There have been several genetic studies of various aspects of MS phenotype, yet no robust associations have been identified, which may be largely due to variation in how the outcomes were measured. Currently, we do know that MS risk variants, specifically HLA-DRB1*15:01 and the non-MHC GRS, are associated with earlier age of onset of MS, but not with the other measures of MS presentation (i.e., TT2R), relapse activity, or disease severity (i.e. MS Severity Scale) [53,54,55,56]. A few studies have investigated the relationships between HLA-A*02:01 and MS outcomes, and have reported mixed findings of either null or protective effects for HLA-A*02 on disease severity (i.e., Expanded Disease Status Scale) and radiographic outcomes [56,57,58]. No prior study has investigated the contribution of genetic factors on the risk for transitioning to SPMS. In our study, we observed HLA-A*02:01 conferred a ~ 30–45% decreased risk for transitioning to SPMS, analogous to its relationship with MS risk [18]. While this novel finding warrants replication, it adds to the limited literature, suggesting that this protective genetic factor contributes to both MS risk and progression.

Study strengths and limitations

The current study has several strengths, including the fact that this study was the first to incorporate genetic and comorbidity information in evaluating risk for transitioning to SPMS. It is also one of the first studies limited to a modestly sized study population of PwMS from U.S. We also had detailed information on impaired functional domains at onset. In addition, we applied a robust variable selection approach to identify key predictors of SPMS transition, for three censored time points. This is unlike prior studies which assumed that a single model would be effective in predicting outcomes at various time points, even though there were no violations to the proportional hazards assumptions. Furthermore, we present nomograms that can be readily used to inform prognostication efforts based on information measured at/near onset.

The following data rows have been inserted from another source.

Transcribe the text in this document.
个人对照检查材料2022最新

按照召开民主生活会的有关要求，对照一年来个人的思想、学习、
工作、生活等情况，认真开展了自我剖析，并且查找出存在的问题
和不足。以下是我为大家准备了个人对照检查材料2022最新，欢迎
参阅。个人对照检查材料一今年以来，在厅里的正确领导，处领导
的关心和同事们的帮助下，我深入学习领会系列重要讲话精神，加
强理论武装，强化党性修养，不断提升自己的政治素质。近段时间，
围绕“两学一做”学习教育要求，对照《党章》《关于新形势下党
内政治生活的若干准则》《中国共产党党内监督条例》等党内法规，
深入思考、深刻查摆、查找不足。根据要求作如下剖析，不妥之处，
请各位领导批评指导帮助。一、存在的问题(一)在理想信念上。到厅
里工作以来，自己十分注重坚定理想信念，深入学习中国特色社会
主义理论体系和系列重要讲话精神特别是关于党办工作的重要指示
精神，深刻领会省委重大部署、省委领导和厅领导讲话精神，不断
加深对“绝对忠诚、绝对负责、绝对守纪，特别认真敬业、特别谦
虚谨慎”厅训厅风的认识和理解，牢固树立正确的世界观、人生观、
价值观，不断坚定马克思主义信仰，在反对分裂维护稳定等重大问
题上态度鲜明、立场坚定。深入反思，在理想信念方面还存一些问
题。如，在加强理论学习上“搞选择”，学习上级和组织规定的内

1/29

There are several limitations to acknowledge. The first is that this study utilized a cross-sectional study design and may be vulnerable to length-sampling bias which refers to the possibility that those with a longer disease duration were more likely to have been sampled. This is a concern considering disability accrues with time, and thus, it is possible that participants with a longer disease duration may have a less severe manifestation than their counterpart non-participants. Another limitation is that all the non-genetic variables were based on self-reported responses and, therefore, subject to recall and measurement error biases. We would assume that these biases would result in non-differential misclassification of the exposures and outcome, and bias the associations toward the null for binary measures. Considering the strong magnitude of associations observed, it is unlikely that residual confounding could explain the observed associations. Furthermore, a validation study of self-reported comorbidity in PwMS has reported moderate or better levels of agreement with medical records [59]. The last limitation relates to the generalizability of the study population beyond those of other ethnicities and racial populations.

Conclusions

We constructed time-to-event prediction models using non-genetic variables measurable at/near the onset of MS, with specific considerations for MS genetic risk factors. Our results show established effects of age of disease onset and biological sex, as well as indicators of early relapse activity, which were predictive of SPMS across time points. We notably demonstrated for the first time that key protective genetic variants for MS risk may also be protective against the transition to SPMS. Collectively, these findings and the included nomograms have the potential to advance prognostication for PwMS using information that would be available at/near onset, with the hope of improving care and quality of life for those living with MS.